Raghbir Sandhu (supervised by Philip Treleaven with Andrew Newland from KPMG Peat Marwick)
The aim of this work is to investigate Intelligent Spatial Decision Support Systems (ISDSS). We define these as being systems designed primarily for analysis, modelling and decision support with spatial (geographical) data. It is clear that current Geographical Information Systems (GIS) are extremely limited in this regard and thus fall considerably short of user requirements.
Current research indicates that intelligent systems techniques (neural networks, fuzzy logic, expert systems, genetic algorithms and non-linear modelling) are of great value for spatial problem-solving, greatly enhancing the tools available for planners faced with complex spatial problems. Such tools are capable of performing sophisticated modelling, analysis, pattern matching and optimisation.

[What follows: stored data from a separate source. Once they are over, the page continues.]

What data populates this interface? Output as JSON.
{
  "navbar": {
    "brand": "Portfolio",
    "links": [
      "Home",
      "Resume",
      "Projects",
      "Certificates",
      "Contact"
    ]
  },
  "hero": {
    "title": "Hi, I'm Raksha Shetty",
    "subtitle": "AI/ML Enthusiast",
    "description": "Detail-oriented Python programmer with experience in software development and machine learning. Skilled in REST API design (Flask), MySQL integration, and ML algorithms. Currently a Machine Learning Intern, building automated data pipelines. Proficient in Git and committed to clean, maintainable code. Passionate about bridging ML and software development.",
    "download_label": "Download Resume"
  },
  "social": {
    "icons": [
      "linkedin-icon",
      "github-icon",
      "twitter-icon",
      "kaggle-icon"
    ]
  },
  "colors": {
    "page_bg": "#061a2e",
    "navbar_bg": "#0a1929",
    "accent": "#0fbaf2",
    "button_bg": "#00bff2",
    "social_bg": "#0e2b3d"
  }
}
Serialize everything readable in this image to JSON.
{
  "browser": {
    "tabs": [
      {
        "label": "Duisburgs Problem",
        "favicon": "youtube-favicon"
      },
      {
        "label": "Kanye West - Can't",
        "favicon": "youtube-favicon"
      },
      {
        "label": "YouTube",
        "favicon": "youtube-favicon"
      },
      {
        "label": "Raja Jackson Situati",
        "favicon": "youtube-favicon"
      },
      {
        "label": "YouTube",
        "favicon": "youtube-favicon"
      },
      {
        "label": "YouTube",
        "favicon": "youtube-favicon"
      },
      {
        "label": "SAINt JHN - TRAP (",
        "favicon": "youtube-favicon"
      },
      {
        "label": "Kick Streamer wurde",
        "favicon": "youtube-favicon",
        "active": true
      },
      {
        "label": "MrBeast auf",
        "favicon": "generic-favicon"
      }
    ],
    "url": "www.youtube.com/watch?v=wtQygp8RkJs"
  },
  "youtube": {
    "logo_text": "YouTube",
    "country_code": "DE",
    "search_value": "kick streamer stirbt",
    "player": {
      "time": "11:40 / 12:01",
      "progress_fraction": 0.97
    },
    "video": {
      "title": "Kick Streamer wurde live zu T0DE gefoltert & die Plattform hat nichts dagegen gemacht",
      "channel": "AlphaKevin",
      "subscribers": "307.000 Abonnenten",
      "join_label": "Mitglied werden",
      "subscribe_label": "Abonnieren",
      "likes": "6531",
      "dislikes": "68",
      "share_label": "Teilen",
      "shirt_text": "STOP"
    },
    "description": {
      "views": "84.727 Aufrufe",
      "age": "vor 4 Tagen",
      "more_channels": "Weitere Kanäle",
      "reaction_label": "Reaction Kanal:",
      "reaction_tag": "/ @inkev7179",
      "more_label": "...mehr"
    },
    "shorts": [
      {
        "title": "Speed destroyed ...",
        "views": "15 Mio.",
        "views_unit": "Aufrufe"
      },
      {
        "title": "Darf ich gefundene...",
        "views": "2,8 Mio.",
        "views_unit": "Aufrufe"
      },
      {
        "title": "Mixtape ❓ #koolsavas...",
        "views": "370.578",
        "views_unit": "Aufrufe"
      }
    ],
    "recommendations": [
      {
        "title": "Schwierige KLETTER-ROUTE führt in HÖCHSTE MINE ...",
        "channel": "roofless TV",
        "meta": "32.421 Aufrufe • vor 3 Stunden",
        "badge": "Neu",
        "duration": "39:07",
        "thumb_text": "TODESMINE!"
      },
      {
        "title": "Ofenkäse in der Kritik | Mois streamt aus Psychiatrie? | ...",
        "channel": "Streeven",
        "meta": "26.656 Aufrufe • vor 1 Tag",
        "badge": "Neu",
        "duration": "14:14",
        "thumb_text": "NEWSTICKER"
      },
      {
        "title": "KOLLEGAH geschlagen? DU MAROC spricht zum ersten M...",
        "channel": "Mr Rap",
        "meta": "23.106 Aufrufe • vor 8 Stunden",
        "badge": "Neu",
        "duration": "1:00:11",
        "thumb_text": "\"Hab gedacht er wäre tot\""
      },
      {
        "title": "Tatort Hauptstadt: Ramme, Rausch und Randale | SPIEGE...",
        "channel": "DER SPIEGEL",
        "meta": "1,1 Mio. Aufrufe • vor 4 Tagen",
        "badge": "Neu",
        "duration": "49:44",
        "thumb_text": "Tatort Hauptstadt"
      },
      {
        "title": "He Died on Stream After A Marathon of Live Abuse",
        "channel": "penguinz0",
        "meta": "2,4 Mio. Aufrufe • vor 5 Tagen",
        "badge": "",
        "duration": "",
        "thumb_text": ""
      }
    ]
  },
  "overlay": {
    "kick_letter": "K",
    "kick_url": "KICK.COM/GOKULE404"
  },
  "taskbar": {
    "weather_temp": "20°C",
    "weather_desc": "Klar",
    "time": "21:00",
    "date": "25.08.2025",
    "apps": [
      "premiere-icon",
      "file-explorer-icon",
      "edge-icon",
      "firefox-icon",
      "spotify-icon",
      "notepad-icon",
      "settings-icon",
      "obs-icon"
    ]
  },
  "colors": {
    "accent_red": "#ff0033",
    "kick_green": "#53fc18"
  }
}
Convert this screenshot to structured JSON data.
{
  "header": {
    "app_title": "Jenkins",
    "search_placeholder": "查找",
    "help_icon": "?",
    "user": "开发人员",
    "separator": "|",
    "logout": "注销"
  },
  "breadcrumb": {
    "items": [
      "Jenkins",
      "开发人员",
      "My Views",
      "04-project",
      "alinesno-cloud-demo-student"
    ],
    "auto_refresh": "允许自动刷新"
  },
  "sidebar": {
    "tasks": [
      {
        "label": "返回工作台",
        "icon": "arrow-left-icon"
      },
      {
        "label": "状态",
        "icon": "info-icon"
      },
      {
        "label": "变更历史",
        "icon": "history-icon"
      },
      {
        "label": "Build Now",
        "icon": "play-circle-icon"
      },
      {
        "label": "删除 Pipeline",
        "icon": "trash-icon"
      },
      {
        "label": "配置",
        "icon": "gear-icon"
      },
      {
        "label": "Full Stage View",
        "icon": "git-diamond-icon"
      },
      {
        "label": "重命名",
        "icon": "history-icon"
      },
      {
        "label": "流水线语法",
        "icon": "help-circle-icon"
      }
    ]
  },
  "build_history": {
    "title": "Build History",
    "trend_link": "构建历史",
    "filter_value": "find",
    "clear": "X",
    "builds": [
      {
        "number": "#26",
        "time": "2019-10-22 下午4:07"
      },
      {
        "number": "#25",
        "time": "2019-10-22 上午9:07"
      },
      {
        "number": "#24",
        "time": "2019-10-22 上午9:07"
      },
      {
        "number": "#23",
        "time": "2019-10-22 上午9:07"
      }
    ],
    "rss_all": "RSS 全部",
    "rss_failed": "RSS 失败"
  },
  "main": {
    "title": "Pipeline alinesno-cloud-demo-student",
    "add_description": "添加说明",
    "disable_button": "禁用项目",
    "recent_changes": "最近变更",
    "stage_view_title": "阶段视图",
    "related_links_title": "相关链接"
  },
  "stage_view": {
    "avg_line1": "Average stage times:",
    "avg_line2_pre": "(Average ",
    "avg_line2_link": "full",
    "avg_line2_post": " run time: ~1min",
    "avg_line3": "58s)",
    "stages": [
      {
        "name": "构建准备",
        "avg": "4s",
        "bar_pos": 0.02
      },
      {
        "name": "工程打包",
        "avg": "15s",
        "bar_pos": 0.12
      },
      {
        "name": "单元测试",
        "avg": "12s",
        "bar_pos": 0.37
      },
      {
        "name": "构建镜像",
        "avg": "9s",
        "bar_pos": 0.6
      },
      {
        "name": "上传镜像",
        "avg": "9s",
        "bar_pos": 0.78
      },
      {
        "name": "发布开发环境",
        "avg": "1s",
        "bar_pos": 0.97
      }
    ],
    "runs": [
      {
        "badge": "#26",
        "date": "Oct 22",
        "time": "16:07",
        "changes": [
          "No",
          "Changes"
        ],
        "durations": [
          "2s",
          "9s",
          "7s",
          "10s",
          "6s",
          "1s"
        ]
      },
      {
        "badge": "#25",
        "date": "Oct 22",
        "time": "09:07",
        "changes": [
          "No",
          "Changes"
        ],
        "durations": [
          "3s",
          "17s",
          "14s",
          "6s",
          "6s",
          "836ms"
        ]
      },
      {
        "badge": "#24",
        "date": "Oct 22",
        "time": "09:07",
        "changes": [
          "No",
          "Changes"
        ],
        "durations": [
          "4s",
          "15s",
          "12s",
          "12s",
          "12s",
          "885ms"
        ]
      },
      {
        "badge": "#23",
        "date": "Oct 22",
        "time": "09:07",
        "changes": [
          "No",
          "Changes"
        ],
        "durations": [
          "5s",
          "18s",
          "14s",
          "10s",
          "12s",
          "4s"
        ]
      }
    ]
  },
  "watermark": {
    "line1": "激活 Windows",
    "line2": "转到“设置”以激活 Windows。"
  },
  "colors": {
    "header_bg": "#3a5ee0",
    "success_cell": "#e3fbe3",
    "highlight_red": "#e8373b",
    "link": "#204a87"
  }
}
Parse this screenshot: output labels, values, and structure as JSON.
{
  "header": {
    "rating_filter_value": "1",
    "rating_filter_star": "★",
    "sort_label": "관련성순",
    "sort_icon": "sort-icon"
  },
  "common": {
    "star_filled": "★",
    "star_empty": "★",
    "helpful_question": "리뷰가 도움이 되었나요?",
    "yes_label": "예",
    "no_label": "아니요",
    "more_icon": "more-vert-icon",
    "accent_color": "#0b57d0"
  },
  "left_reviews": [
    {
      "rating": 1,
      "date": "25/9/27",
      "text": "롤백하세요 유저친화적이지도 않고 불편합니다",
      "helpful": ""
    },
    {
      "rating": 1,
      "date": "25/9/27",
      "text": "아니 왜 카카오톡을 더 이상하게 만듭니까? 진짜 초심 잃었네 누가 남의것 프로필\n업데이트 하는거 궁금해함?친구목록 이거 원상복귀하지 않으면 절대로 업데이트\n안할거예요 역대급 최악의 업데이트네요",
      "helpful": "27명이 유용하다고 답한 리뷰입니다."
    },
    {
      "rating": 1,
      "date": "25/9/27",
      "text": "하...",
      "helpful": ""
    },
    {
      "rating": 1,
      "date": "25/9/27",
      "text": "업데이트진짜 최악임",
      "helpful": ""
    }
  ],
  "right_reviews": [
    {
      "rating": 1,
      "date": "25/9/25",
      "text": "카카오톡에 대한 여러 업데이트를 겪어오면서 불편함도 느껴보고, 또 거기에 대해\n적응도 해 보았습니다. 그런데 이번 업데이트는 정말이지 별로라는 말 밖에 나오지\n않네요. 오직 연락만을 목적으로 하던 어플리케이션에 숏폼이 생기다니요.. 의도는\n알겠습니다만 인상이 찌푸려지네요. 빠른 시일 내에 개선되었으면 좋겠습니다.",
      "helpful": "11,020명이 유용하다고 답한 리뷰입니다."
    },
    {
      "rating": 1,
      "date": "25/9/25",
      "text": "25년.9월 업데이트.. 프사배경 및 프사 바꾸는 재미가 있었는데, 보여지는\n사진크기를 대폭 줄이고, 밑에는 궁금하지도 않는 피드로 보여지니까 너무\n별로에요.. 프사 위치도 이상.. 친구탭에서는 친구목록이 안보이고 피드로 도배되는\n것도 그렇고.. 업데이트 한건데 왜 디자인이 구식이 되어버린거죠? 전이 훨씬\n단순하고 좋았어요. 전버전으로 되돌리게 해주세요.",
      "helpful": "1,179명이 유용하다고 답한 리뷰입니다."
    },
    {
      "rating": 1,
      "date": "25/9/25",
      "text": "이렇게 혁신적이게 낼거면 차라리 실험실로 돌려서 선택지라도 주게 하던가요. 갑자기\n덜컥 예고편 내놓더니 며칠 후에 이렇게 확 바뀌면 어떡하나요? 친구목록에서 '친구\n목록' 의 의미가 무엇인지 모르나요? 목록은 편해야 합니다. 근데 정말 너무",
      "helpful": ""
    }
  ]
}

A further consideration is the large quantities of spatial data which are being collected and stored in GIS. Effective storage and exploration of large spatial data sets is a clear difficulty facing existing GIS. One of the contributing factors is the almost universal reliance on relational database technology, which is inefficient for representing data with a high semantic content.
An object-oriented architecture is being developed as a basis for ISDSS. This will be used to implement a framework for ISDSS development. A simple ISDSS has already been built for KPMG to explore the spatial development of High Technology Industry, which is known to exhibit unique locational factors and growth patterns. This uses a self-organising, non-linear model for prediction and a genetic algorithm for model optimisation. The application has been built for the Apple Macintosh using C++. Further application areas include retail, distribution, banking, insurance, energy, healthcare and construction.